Aspiring photographer? Trying to make an impression on an online world with your nascent mastery of a century-old craft? Allow a fellow neophyte to offer a few words of advice.
Not all photographers have the time, opportunity or, heck, the money to take those seriously WTF, how-did-you-DO-that, I-will-see-the-world-differently-because-of-this kind of shot. Sadly, such moments are relatively rare. You may yet have your chance to blow the world away with your incandescent, visionary imagery. But in the mean time, here is a quick primer to help you put your own special genius into perspective.
Shots We Have Already Seen
This may come as a shock, but others have taken photographs before you. Some of them were very talented. Among the shots we have already seen:
- The water droplet
- The water droplet on a blade of grass
- The water droplet on a blade of grass with a distorted reflection of something visible deep inside. (Tragically for you, the visual metaphor of Worlds Within has indeed been considered once or twice before.)
- The blade of grass, without the water droplet
- The forced-perspective skyscraper
- Two forced-perspective skyscrapers
- Forced-perspective anything, actually
- The reflection in the window
- The distorted reflection in the rainy window
- The staircase (It turns out there are several spiral staircases in the world. They have, alas, all been photographed before. Yes, even that one.)
- The beggar
- The self-conscious hipster made edgy and cool by rotating the camera 30 degrees
- Someone blowing smoke in a dimly lit room (Did you know this happens sometimes in bars? What brave new world is this, indeed.)
- Footprints (in anything, leading anywhere)
- Sunset
Shots We Didn’t Want To See In The First Place*
- Your pet
- Your girlfriend
- Your child
- Your street
- That old farmhouse
- Grass
- That tree (not even at sunset)
* Don’t get we wrong. I’m sure your family and friends would love to see a well-taken shot of any of the above, but unless your date is truly unique, your pet looks like this or you have the skill to capture your child in a moment like this, we’d all rather you didn’t foist them on us for comment. After all, we hardly know you.
Shots Which Had Better Be Really Fucking Good Before You Even Consider Showing Them To Others
- The long-exposure shot that makes the water seem all misty
- The long-exposure anything, actually
- The topiary
- The insect. Yes, really.
- The strangers sitting on the bench (Astoundingly, again, others have discovered this useful metaphor for social dysphoria. )

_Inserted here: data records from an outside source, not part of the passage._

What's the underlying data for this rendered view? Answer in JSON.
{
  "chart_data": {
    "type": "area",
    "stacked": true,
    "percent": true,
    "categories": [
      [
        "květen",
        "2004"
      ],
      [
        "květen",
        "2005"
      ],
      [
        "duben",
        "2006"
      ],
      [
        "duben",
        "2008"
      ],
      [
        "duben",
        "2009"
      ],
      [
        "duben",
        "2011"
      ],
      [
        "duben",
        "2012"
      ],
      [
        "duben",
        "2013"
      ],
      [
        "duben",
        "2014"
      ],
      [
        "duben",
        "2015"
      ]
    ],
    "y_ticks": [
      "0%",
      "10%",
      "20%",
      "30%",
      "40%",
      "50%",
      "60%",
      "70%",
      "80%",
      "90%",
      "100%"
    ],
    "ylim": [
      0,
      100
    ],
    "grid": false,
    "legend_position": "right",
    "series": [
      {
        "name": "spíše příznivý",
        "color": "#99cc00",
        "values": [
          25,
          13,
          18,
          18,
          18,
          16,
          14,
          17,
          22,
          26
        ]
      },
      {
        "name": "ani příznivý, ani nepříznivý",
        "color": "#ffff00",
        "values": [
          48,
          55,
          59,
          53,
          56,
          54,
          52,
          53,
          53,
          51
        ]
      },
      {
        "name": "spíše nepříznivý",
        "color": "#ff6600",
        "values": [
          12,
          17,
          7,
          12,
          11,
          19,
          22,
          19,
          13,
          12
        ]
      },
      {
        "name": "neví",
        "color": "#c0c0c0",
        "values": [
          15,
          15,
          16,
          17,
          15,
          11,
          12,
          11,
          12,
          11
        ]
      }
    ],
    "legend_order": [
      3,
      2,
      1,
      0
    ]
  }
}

- The high-speed exploration of liquid dynamics
- The reflection in the water
- The distorted view through the glass
- The vista of boats on water
- The shot of birds in flight
- The fisheye shot
- Silhouettes
See, we don’t mind seeing these. They’re kinda cool. But you might want to think twice before crowing about them. The examples above are just a small sample of the stuff found on one website in about one month.
Things Which Are Never Tasteful, No Matter What
- Watermarks (Seriously, if someone can’t immediately identify your photos from their own inimitable style, then a watermark isn’t going to help you. And no, cursive text does not make it all right.)
- Women in bad makeup
- Women on the railway tracks (I mean, seriously: Dude, what?)
- Actually, nude women sitting anywhere they wouldn’t normally sit, if you hadn’t paid them*
- More than two shots of any one thing (Remember: Shake it more than twice and you’re playing with it.)
- Shots of your camera (especially if you’re holding it.)
- Models who have been painted all one colour
- Saturation. It is the photographer’s ketchup. Use it accordingly.
- The one-colour wash (Guys, seriously, that sepia tone was an artifact of the chemical process required to develop the film. It does not make your model look hotter.)
- The single colour element of an otherwise monochrome shot. (Shit, even the banks don’t use this in their ads any more; that’s how cliché it’s become.)
- Captions that say what’s in the model’s thoughts (This goes double when the model is your pet.)
- Tragically, wedding shots. Don’t know why. They just never are. Ever.
* Okay, on rare occasions, nude women in strange postures are genuinely beautiful. But are they more beautiful than normal postures, really?
Shots We* Actually Do Like To See, Really (Provided You Possess Any Skill At All)
- Straight up, simple portraits of normal people busy living their lives
- Ordinary things and moments
- No, really – ordinary things
- Dead things (Not to be morbid, but the opposite of pretty is often fascinating.)
- Really, really simple compositions
- Symmetry
* By ‘we’, of course I mean ‘I’. Shyeah…
Shots That Will Be Popular*, Whether You Do Them Well Or Not
- Young women
- Two women touching or nearly touching
- Children
- Pets, especially cats
- Baby animals
- Children
- Shiny, especially red and gold
* These are all things we’re wired to stare at, and which can get you far in terms of popularity, until you discover that this hasn’t necessarily made you a better photographer. Then again, they’ve made you popular, so who cares?